Temperature homeostasis in Bumblebee colonies

Time
Monday, 20. January 2020
11:45 - 12:45

Location
M629

Organizer
Centre for the Advanced Study of Collective Behaviour

Speaker:
Anja Weidenmüller, University of Konstanz

This event is part of an event series „Seminar Series of CASCB“.

Anja Weidenmüller is a Postdoc at the CASCB. Her work focuses on social insects and the complex mechanisms that underlie these self-organized, flexible yet highly robust social systems. Her main research involves answering questions such as how is individual decision-making modulated in the social context, how individuals differ, and how the behavior of many different individuals is integrated into a functional unit, the colony. Anja is experimentally investigating these questions in the collective temperature homeostasis in bumblebees.
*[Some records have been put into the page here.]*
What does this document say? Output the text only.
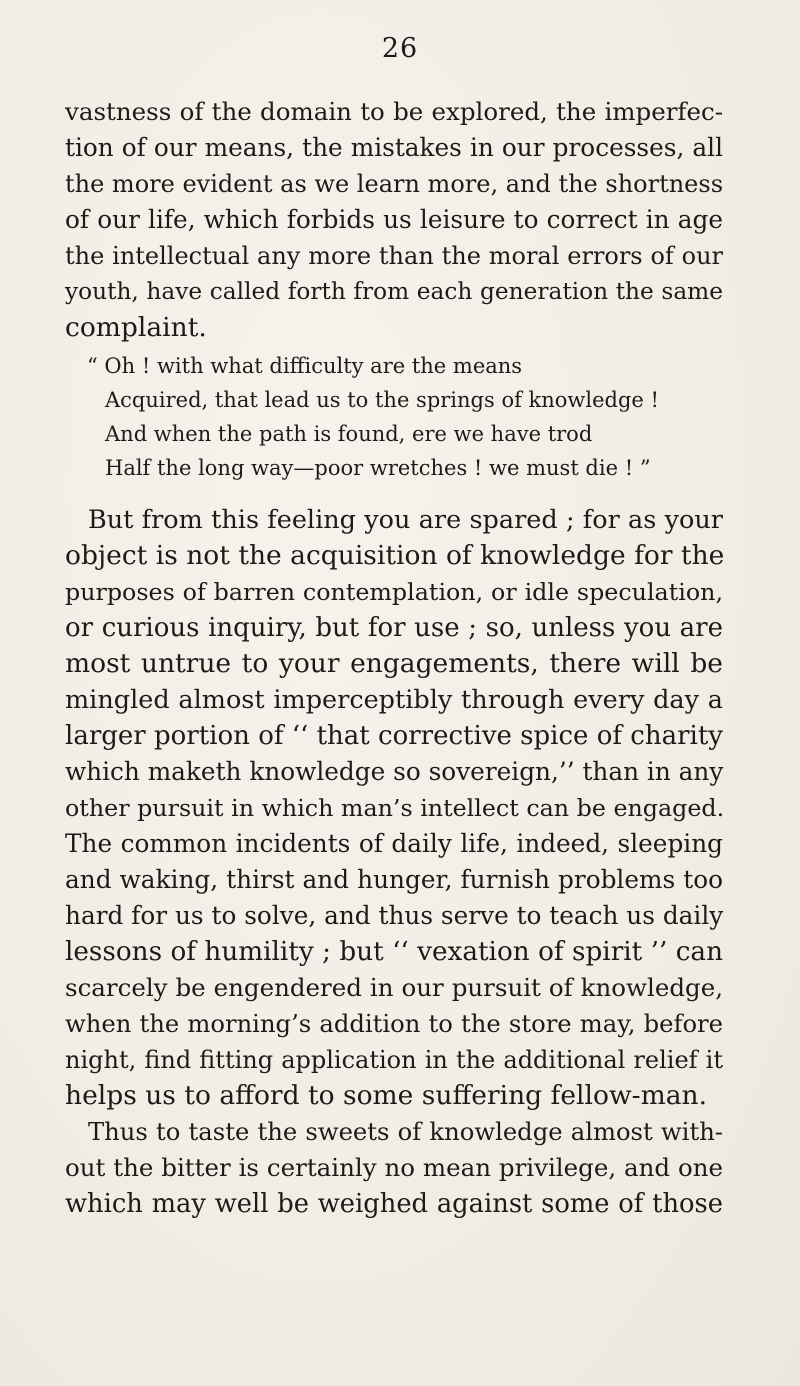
26
vastness of the domain to be explored, the imperfec-
tion of our means, the mistakes in our processes, all
the more evident as we learn more, and the shortness
of our life, which forbids us leisure to correct in age
the intellectual any more than the moral errors of our
youth, have called forth from each generation the same
complaint.
“ Oh ! with what difficulty are the means
Acquired, that lead us to the springs of knowledge !
And when the path is found, ere we have trod
Half the long way—poor wretches ! we must die ! ”
But from this feeling you are spared ; for as your
object is not the acquisition of knowledge for the
purposes of barren contemplation, or idle speculation,
or curious inquiry, but for use ; so, unless you are
most untrue to your engagements, there will be
mingled almost imperceptibly through every day a
larger portion of ‘‘ that corrective spice of charity
which maketh knowledge so sovereign,’’ than in any
other pursuit in which man’s intellect can be engaged.
The common incidents of daily life, indeed, sleeping
and waking, thirst and hunger, furnish problems too
hard for us to solve, and thus serve to teach us daily
lessons of humility ; but ‘‘ vexation of spirit ’’ can
scarcely be engendered in our pursuit of knowledge,
when the morning’s addition to the store may, before
night, find fitting application in the additional relief it
helps us to afford to some suffering fellow-man.
Thus to taste the sweets of knowledge almost with-
out the bitter is certainly no mean privilege, and one
which may well be weighed against some of those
Temperature homeostasis in Bumblebee colonies

Social insects provide dazzling examples of flexible, decentralized collective organization. They cooperatively manage a complex network of simultaneous tasks and often also collectively balance important parameters within their nest, e.g. respiratory gases, humidity and nutrition. In my talk, I present one such example of ‘collective physiology’, the collective temperature homeostasis in bumblebee colonies. Much like endotherm organisms, colonies maintain a stable core nest temperature of 32°C; even though they are composed of individuals that lack this ability. Describing the experimental approach to understand both individual and collective behavior, I highlight what we know about individual response decisions, individual flexibility, within-group heterogeneity, and feedback mechanisms within the social context in this system; and discuss how the collective ability to maintain homeostasis can be disrupted by a commonly used herbicide.